Il cane gli corse incontro scodinzolando e gli leccò le mani, poi si avviò lungo la strada e ad ogni passo si voltava per controllare se Martino lo seguiva ancora.

- Vengo, vengo, - diceva Martino, incuriosito.

Finalmente il bosco cominciò a diradarsi, in alto riapparve il cielo e la strada terminò sulla soglia di un grande cancello di ferro.

Attraverso le sbarre Martino vide un castello con tutte le porte e le finestre spalancate, e il fumo usciva da tutti i comignoli, e da un balcone una bellissima signora salutava con la mano e gridava allegramente:

- Avanti, avanti, Martino Testadura!

- Toh, - si rallegrò Martino, - io non sapevo che sarei arrivato, ma lei sì.

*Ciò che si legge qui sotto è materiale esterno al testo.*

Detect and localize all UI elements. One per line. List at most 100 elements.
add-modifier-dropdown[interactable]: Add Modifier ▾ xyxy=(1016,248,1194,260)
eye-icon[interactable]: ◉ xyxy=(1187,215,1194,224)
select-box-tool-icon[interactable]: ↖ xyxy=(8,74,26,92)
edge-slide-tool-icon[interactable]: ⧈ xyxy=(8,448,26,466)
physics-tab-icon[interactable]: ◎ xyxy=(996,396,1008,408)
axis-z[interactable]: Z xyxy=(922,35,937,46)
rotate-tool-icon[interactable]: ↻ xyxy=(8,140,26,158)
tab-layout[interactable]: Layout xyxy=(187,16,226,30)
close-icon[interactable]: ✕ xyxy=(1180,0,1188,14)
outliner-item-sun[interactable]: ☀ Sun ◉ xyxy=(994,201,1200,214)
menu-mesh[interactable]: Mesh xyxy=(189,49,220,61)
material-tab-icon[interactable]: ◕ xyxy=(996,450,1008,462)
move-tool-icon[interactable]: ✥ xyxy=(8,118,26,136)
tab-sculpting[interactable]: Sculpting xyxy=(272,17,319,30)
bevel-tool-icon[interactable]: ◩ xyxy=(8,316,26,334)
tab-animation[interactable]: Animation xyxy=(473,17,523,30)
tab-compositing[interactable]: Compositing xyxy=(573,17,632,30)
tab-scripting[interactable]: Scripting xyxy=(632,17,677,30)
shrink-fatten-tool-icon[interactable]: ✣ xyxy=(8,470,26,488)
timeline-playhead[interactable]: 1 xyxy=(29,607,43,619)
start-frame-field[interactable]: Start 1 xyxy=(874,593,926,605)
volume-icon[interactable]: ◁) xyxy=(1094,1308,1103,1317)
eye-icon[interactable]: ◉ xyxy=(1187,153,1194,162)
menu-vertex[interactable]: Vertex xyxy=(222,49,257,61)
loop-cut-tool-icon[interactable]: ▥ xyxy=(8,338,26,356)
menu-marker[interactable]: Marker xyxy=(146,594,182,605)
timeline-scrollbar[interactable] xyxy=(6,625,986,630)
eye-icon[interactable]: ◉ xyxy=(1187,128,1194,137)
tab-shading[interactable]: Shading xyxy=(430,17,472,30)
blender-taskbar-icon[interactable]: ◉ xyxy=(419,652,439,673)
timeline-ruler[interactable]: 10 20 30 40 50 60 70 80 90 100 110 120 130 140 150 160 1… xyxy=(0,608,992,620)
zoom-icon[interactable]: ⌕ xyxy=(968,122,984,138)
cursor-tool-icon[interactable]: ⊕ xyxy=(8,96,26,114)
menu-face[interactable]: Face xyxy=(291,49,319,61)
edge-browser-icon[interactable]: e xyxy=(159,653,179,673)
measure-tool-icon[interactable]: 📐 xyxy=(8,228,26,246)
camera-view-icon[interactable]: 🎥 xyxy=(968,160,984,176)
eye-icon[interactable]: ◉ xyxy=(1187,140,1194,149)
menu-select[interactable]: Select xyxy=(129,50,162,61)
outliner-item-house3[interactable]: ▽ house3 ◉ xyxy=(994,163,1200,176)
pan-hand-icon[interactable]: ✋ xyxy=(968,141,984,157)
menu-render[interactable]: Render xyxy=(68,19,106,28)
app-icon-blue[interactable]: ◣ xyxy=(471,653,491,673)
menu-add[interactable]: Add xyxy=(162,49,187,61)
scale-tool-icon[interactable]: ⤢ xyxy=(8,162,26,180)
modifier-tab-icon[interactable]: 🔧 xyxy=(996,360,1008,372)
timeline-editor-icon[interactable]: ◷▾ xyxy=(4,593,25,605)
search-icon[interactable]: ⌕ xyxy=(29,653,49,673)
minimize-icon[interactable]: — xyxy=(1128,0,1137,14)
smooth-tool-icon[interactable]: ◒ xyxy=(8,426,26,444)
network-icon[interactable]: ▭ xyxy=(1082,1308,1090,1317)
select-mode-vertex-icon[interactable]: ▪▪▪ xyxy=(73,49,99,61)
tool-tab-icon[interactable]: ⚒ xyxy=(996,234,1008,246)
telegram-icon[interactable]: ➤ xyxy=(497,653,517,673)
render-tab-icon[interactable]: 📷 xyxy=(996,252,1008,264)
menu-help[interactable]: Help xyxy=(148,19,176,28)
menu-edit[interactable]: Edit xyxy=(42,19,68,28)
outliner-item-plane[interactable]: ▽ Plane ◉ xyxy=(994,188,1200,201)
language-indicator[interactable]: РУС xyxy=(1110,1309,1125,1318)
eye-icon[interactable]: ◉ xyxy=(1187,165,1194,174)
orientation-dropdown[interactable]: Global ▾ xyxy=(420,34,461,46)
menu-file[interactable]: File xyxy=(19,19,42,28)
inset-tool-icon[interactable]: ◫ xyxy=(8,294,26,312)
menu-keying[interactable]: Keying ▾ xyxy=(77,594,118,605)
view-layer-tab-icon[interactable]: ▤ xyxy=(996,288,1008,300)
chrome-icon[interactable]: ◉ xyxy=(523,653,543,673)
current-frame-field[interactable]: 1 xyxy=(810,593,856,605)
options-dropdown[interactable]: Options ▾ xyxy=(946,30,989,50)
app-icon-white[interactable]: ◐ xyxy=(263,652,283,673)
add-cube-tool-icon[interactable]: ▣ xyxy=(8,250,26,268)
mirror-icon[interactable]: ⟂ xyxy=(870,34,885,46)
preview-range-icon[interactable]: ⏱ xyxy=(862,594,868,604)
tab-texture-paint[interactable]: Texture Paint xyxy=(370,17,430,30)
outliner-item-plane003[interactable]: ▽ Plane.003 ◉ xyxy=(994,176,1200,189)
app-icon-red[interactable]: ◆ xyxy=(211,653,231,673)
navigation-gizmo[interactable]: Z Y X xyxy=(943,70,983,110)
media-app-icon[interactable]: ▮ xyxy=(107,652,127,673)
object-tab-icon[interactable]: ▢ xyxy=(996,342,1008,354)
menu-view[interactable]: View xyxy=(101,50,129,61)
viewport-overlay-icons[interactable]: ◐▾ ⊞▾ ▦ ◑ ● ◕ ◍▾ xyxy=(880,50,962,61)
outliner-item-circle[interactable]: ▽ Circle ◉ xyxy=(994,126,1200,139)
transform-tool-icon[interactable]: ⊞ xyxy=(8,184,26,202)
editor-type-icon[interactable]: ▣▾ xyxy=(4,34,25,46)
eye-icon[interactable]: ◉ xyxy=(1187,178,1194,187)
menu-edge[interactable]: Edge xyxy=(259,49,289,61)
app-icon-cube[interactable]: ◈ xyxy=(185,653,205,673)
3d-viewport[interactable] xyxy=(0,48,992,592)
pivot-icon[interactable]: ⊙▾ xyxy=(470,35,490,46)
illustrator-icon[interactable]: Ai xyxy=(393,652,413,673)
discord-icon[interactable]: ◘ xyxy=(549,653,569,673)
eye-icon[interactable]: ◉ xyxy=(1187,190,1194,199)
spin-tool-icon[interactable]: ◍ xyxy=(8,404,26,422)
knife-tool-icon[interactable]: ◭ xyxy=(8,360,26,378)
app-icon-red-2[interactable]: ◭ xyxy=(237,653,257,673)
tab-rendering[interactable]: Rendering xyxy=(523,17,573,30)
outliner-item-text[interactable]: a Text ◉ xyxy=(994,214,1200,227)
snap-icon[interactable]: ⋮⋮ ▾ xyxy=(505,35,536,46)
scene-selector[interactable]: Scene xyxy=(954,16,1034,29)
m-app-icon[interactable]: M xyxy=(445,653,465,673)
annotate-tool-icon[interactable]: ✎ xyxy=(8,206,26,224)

Spinse il cancello, attraversò il parco ed entrò nel salone del castello in tempo per fare l'inchino alla bella signora che scendeva dallo scalone. Era bella, e vestita anche meglio delle fate e delle principesse, e in più era proprio allegra e rideva:

- Allora non ci hai creduto. - A che cosa?

- Alla storia della strada che non andava in nessun posto.

- Era troppo stupida. E secondo me ci sono anche più posti che strade.